The plurality of options and impacts of timings of implementation itself offers government some leverage. Aiming for implementation of CfDs this winter creates possible hedging losses for those projects that sold forward at lower prices under PPAs. This won’t be all projects, but enough to be a meaningful factor in the debate. Concerns about facing such losses upon winter 22-23 CfD migration has led to a late public splintering of support for Pot Zero type approaches in the industry. As The Times reported over the weekend it has led to voices in the sector to break cover and call for a one-off windfall tax with an investment allowance instead of a shift to CfDs. Noting this, government may see the chance to induce companies to agree to better terms on CfDs (for the consumer). This could be either by conceding the introduction of the scheme next winter once hedges roll off (when prices are still expected to be high, and thus CfD migration will still have value to consumers) but on the basis that in doing so projects would have to be prepared to agree to lower prices following windfalls this winter. Or it could come through pressing ahead with urgency this winter, offering projects some support to cover hedging losses but meaning much lower strike prices to offset the costs, with the threat of a very tightly calibrated tax (now it can be sold as an “industry alternative” in principle) sitting in the background. 

We can be heroes 

The example of some now calling for windfall taxes from within the industry illustrate that it is not just government parties who fail to see eye to eye on this issue. It is to be expected that the renewables industry will not have a homogeneous voice given the variety of different business models, project owners, investors and appetites for risk. It is dangerous to generalise, but in the main the larger utilities seem to see benefit in supporting energy policy objectives today to build goodwill with policymakers and procure hedges through CfDs against long-term price risk, even if it means agreeing to what could seem low prices relative to current market conditions. Whereas financial investors may find it harder to sell the same deal to their shareholders. In truth there is much more likely to be a spectrum than a binary division of views, but these denote the two general poles of interest. 

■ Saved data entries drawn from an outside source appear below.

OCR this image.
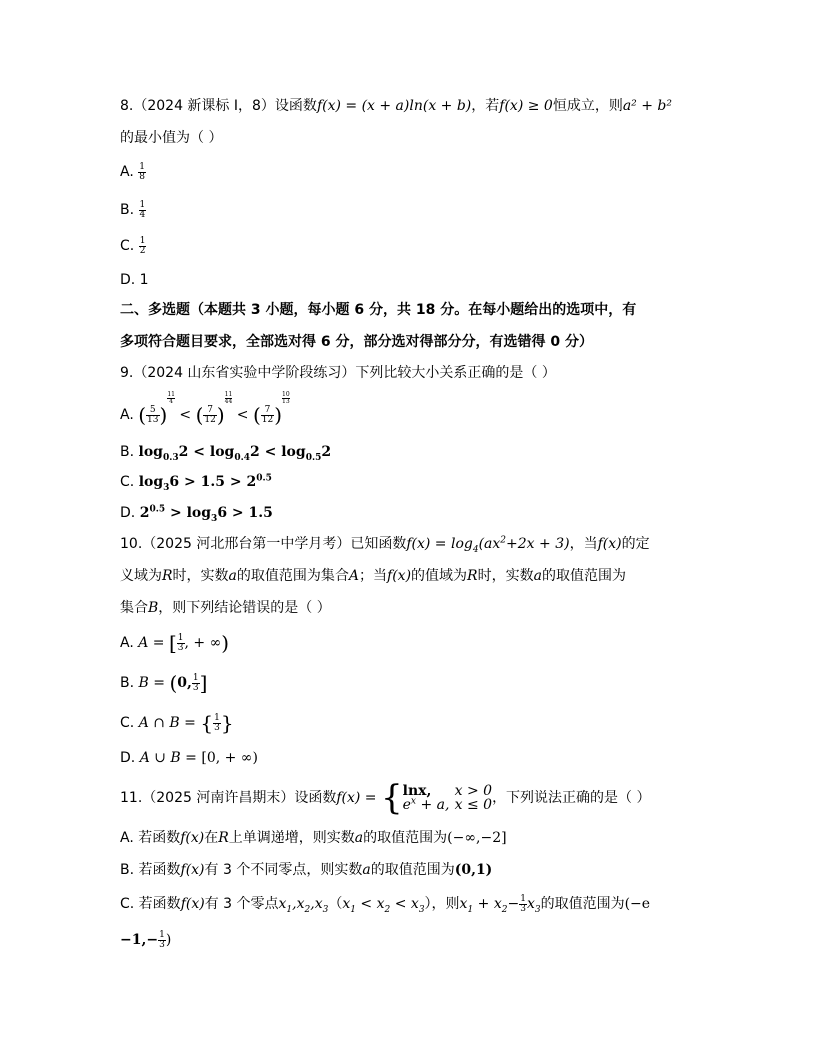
8.（2024 新课标 I，8）设函数f(x) = (x + a)ln(x + b)，若f(x) ≥ 0恒成立，则a² + b²
的最小值为（ ）
A. $\frac{1}{8}$
B. $\frac{1}{4}$
C. $\frac{1}{2}$
D. 1
二、多选题（本题共 3 小题，每小题 6 分，共 18 分。在每小题给出的选项中，有
多项符合题目要求，全部选对得 6 分，部分选对得部分分，有选错得 0 分）
9.（2024 山东省实验中学阶段练习）下列比较大小关系正确的是（ ）
A. ( $\frac{5}{13}$ )
$\frac{11}{4}$
< ( $\frac{7}{12}$ )
$\frac{11}{44}$
< ( $\frac{7}{12}$ )
$\frac{10}{13}$
B. $\log_{0.3}2 < \log_{0.4}2 < \log_{0.5}2$
C. $\log_36 > 1.5 > 2^{0.5}$
D. $2^{0.5} > \log_36 > 1.5$
10.（2025 河北邢台第一中学月考）已知函数$f(x) = \log_4(ax^2+2x + 3)$，当f(x)的定
义域为R时，实数a的取值范围为集合A；当f(x)的值域为R时，实数a的取值范围为
集合B，则下列结论错误的是（ ）
A. A = [ $\frac{1}{3}$ , + ∞)
B. B = (0, $\frac{1}{3}$ ]
C. A ∩ B = { $\frac{1}{3}$ }
D. A ∪ B = [0, + ∞)
11.（2025 河南许昌期末）设函数f(x) = { lnx, x > 0
$e^x + a$, x ≤ 0 ，下列说法正确的是（ ）
A. 若函数f(x)在R上单调递增，则实数a的取值范围为(−∞,−2]
B. 若函数f(x)有 3 个不同零点，则实数a的取值范围为(0,1)
C. 若函数f(x)有 3 个零点$x_1,x_2,x_3(x_1 < x_2 < x_3)$，则$x_1 + x_2- \frac{1}{3} x_3$的取值范围为(−e
$-1,- \frac{1}{3}$ )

In the end, our view remains that the Pot Zero proposal has a number of merits, not least its support by industry trade associations, and through its attempt to consider mechanisms in the short term can meet what are assumed to be the long-term policy aims of the government – allowing efficient use of capital to meet net zero in an affordable way. However, taking this route would – for at least the period of the CfDs – move more of the market into the regulated rather than the market model. From a government perspective it hard to know whether that is good or bad, until we know government’s own long-term view of how these two approaches should be developed cohesively across different parts of the value chain. What we urgently need as a precursor for assessing coherence of this, and REMA, is a strong strategic policy statement form the government on energy. A statement that begins to build the bridge from emergency policy to enduring policy.